On Monday, we broached allegations that Katy Perry's new single, Roar, is almost a direct knock-off of Sara Bareilles' recent (somewhat less of a) hit, Brave. An accusation of plagiarism is always shocking and controversial, but this one becomes a little less surprising when you consider Perry's penchant for following trends. Just see her new, emoji-happy video for Roar — but let's back up for a minute.
Once upon a time, Perry was a Christian rock artist named Katy Hudson. Her expert marketing team has done a top-notch job of keeping her past out of public interest, but her first studio album sounded something like this, and she still has a "Jesus" tattoo on the inside of her wrist to show for it. We're guessing the gospel scene didn't sit very well with her, because it led to an almost-copyright infringement with I Kissed A Girl.
In 1995, Jill Sobule (who most of us only know for her awesome song on the Clueless soundtrack) released a track called "I Kissed A Girl," which centered on experimentation with a girlfriend. She received little to no credit for this brilliant choice of lyrical content, but 13 years later, Hudson built an empire out of a similar track.
And, despite the similarities with Sobule's song, we totally dug Perry's empire at first. Part of the singer's original aesthetic was being a self-proclaimed tomboy. Her first pop album, One Of The Boys, led us to believe that her image would be edgy, down-to-earth, and cool. But in the five years between One Of The Boys and Teenage Dream, Lady Gaga became unbeatable competition for every pop artist in the industry. Perry's solution to America's insatiable hunger for weird pop acts that edge on performance art? Whipped cream-shooting bras, duh. Forget being a tomboy — Perry became all about sugary-sweet girl culture. We could easily label it reinvention, but it was a disappointing reinvention nonetheless.
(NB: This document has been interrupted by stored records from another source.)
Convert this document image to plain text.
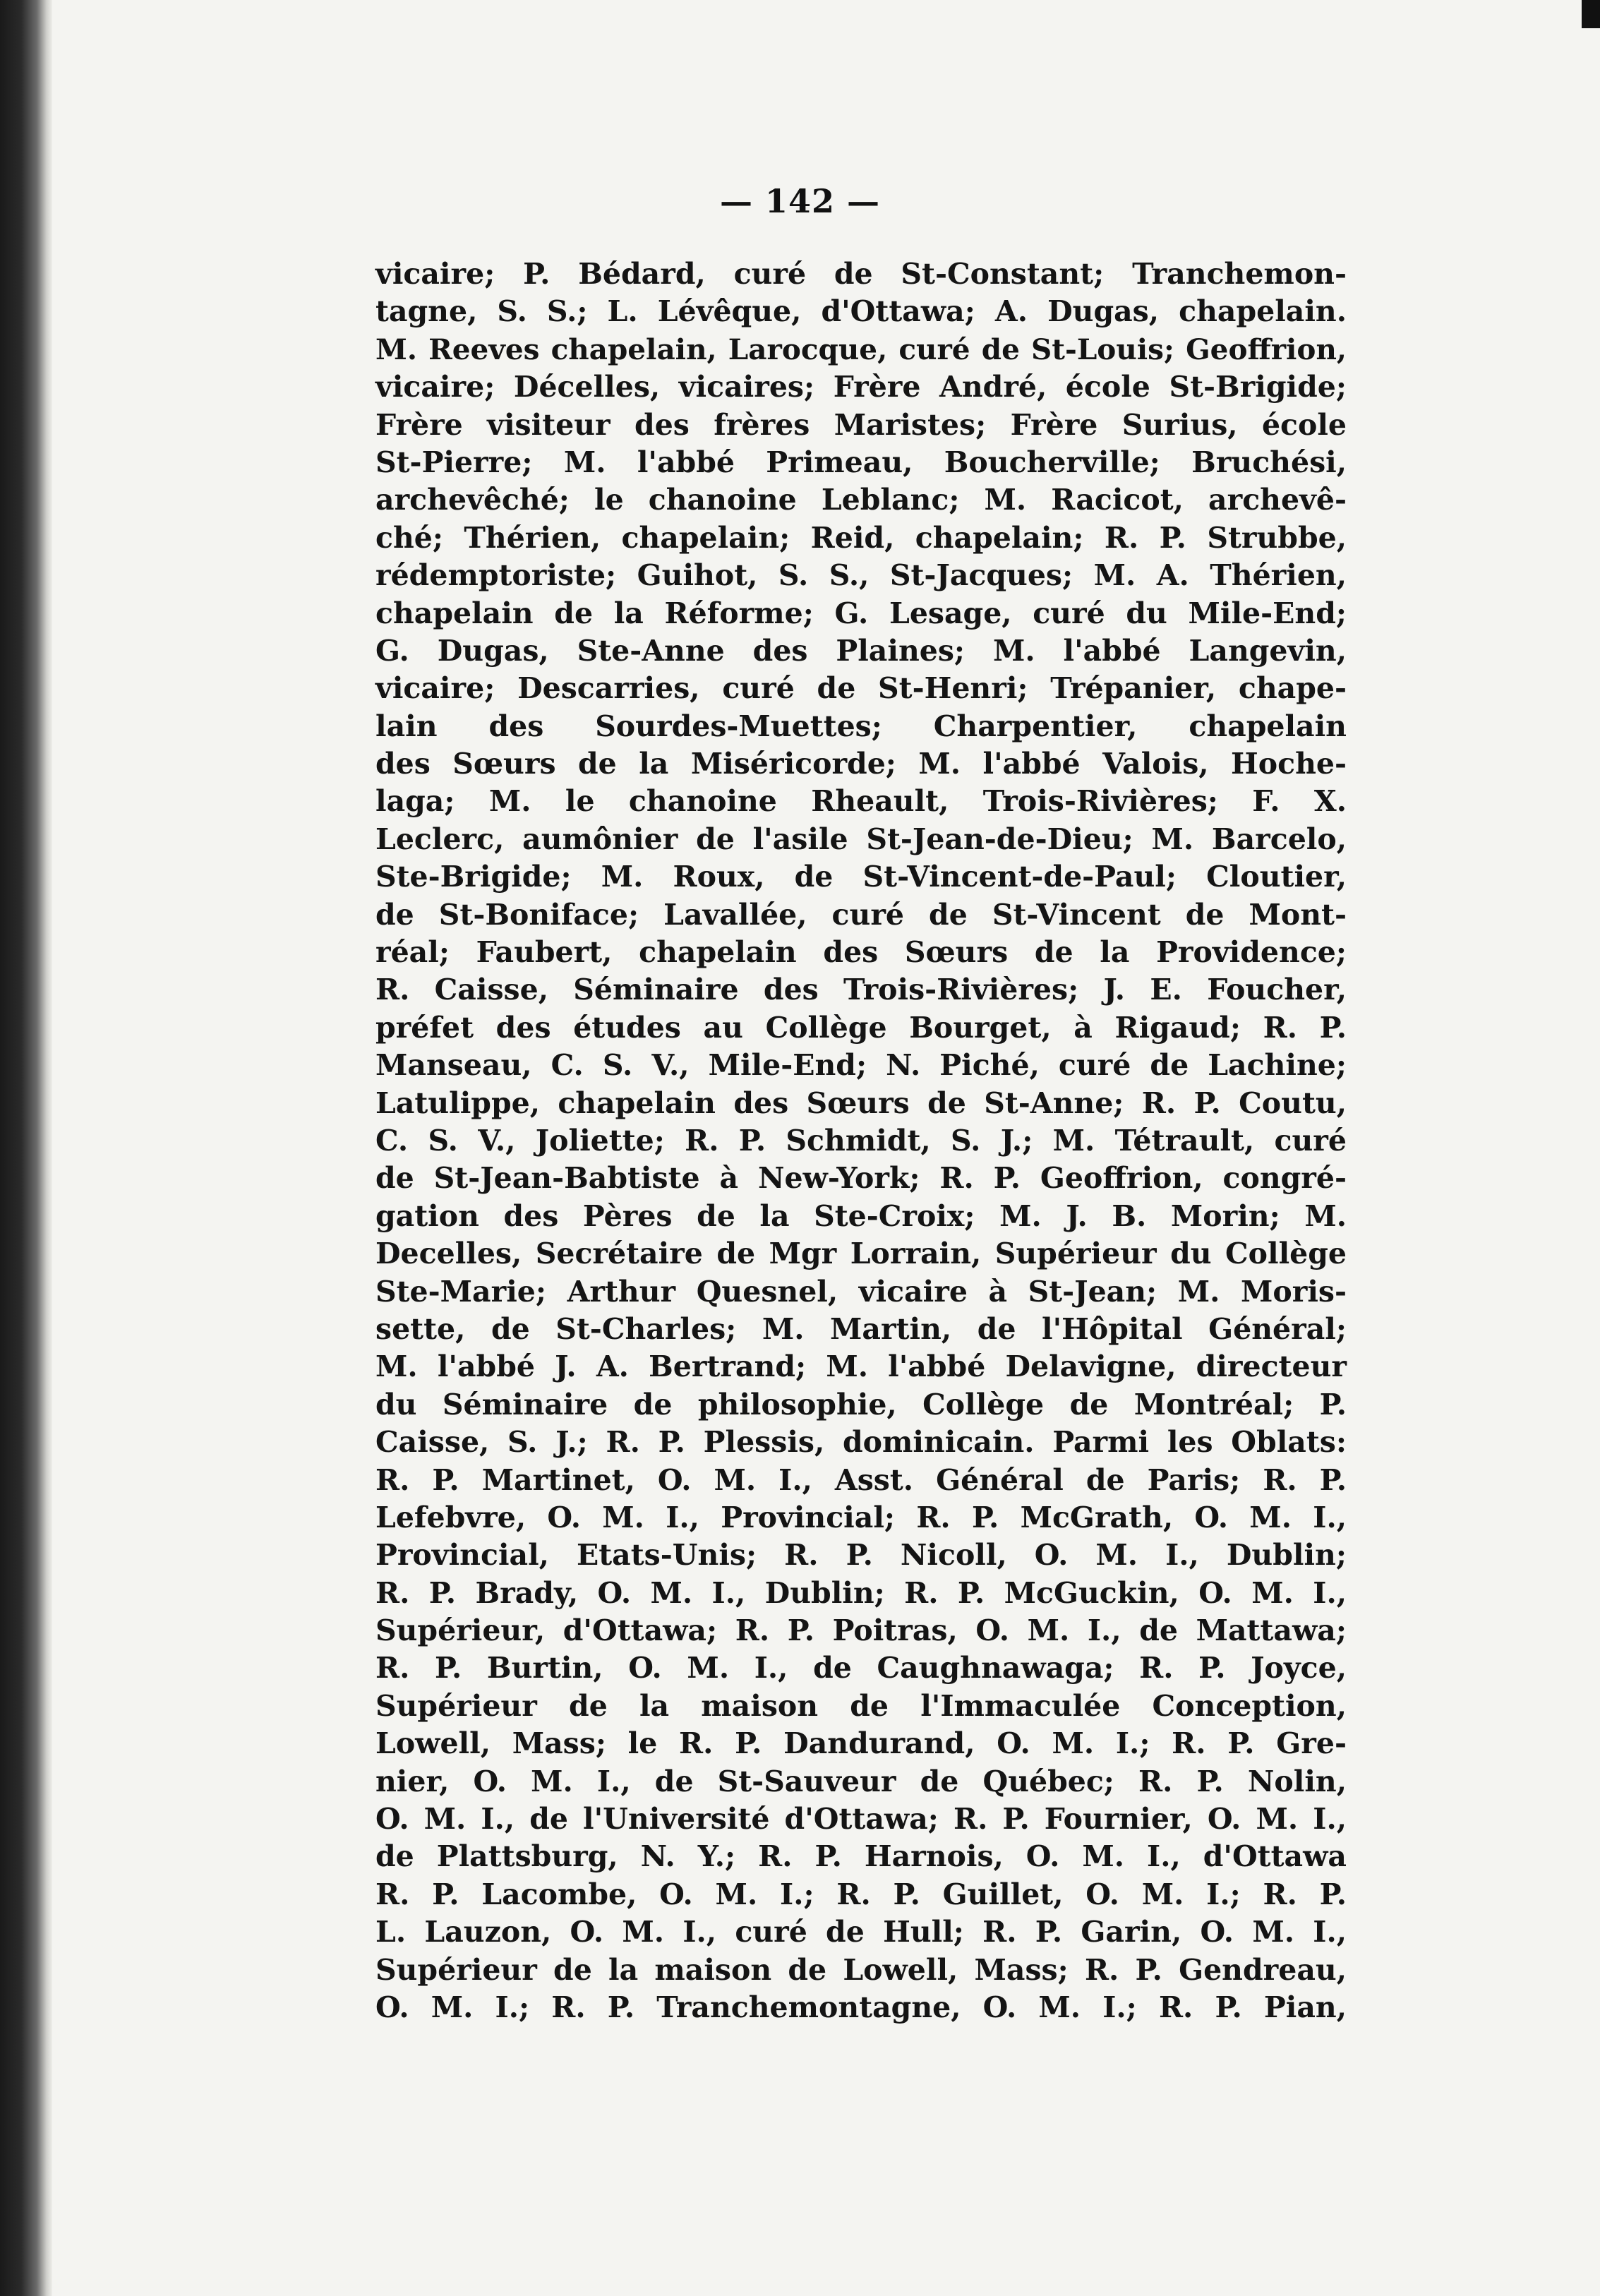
— 142 —
vicaire; P. Bédard, curé de St-Constant; Tranchemon-
tagne, S. S.; L. Lévêque, d'Ottawa; A. Dugas, chapelain.
M. Reeves chapelain, Larocque, curé de St-Louis; Geoffrion,
vicaire; Décelles, vicaires; Frère André, école St-Brigide;
Frère visiteur des frères Maristes; Frère Surius, école
St-Pierre; M. l'abbé Primeau, Boucherville; Bruchési,
archevêché; le chanoine Leblanc; M. Racicot, archevê-
ché; Thérien, chapelain; Reid, chapelain; R. P. Strubbe,
rédemptoriste; Guihot, S. S., St-Jacques; M. A. Thérien,
chapelain de la Réforme; G. Lesage, curé du Mile-End;
G. Dugas, Ste-Anne des Plaines; M. l'abbé Langevin,
vicaire; Descarries, curé de St-Henri; Trépanier, chape-
lain des Sourdes-Muettes; Charpentier, chapelain
des Sœurs de la Miséricorde; M. l'abbé Valois, Hoche-
laga; M. le chanoine Rheault, Trois-Rivières; F. X.
Leclerc, aumônier de l'asile St-Jean-de-Dieu; M. Barcelo,
Ste-Brigide; M. Roux, de St-Vincent-de-Paul; Cloutier,
de St-Boniface; Lavallée, curé de St-Vincent de Mont-
réal; Faubert, chapelain des Sœurs de la Providence;
R. Caisse, Séminaire des Trois-Rivières; J. E. Foucher,
préfet des études au Collège Bourget, à Rigaud; R. P.
Manseau, C. S. V., Mile-End; N. Piché, curé de Lachine;
Latulippe, chapelain des Sœurs de St-Anne; R. P. Coutu,
C. S. V., Joliette; R. P. Schmidt, S. J.; M. Tétrault, curé
de St-Jean-Babtiste à New-York; R. P. Geoffrion, congré-
gation des Pères de la Ste-Croix; M. J. B. Morin; M.
Decelles, Secrétaire de Mgr Lorrain, Supérieur du Collège
Ste-Marie; Arthur Quesnel, vicaire à St-Jean; M. Moris-
sette, de St-Charles; M. Martin, de l'Hôpital Général;
M. l'abbé J. A. Bertrand; M. l'abbé Delavigne, directeur
du Séminaire de philosophie, Collège de Montréal; P.
Caisse, S. J.; R. P. Plessis, dominicain. Parmi les Oblats:
R. P. Martinet, O. M. I., Asst. Général de Paris; R. P.
Lefebvre, O. M. I., Provincial; R. P. McGrath, O. M. I.,
Provincial, Etats-Unis; R. P. Nicoll, O. M. I., Dublin;
R. P. Brady, O. M. I., Dublin; R. P. McGuckin, O. M. I.,
Supérieur, d'Ottawa; R. P. Poitras, O. M. I., de Mattawa;
R. P. Burtin, O. M. I., de Caughnawaga; R. P. Joyce,
Supérieur de la maison de l'Immaculée Conception,
Lowell, Mass; le R. P. Dandurand, O. M. I.; R. P. Gre-
nier, O. M. I., de St-Sauveur de Québec; R. P. Nolin,
O. M. I., de l'Université d'Ottawa; R. P. Fournier, O. M. I.,
de Plattsburg, N. Y.; R. P. Harnois, O. M. I., d'Ottawa
R. P. Lacombe, O. M. I.; R. P. Guillet, O. M. I.; R. P.
L. Lauzon, O. M. I., curé de Hull; R. P. Garin, O. M. I.,
Supérieur de la maison de Lowell, Mass; R. P. Gendreau,
O. M. I.; R. P. Tranchemontagne, O. M. I.; R. P. Pian,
To fully step up to the level of Gaga competition, though, Perry needed to build an emotionally and financially committed fan base. "Little Monsters," meet the "KatyCats": a group of teenage girls inspired by the song Firework and eager to brand themselves. (Speaking of KatyCats, we'll point out that Perry's chosen spirit animal became part of her image just as cats became the most popular things on the Internet. But the singer does get major points for naming her cat Kitty Purry, because that's just adorable.)
That brings us to Katy's newest album, titled Prism. So far, the promotion for Prism has consisted of several announcements that Perry's changing her image again. To be released in perfect tandem with Lady Gaga's own new album and subsequent image revision (her promotional scheme has included such mysterious bait as an image of her sitting atop a pile of hay in an art gallery), Prism promises to be vaguely dark and totally predictable in its unpredictability.
Granted, all musicians are inspired by their contemporaries, so there's little surprise Perry is taking a page from some of today's undoubtedly inspiring music acts. And let's give credit where credit's due: Perry has been able to transform that inspiration into an extremely successful career full of contagious pop hits. Still, we do find ourselves wishing that Perry would do us a favor and drop the act. We are 85 percent sure we'd love her for whoever she really is.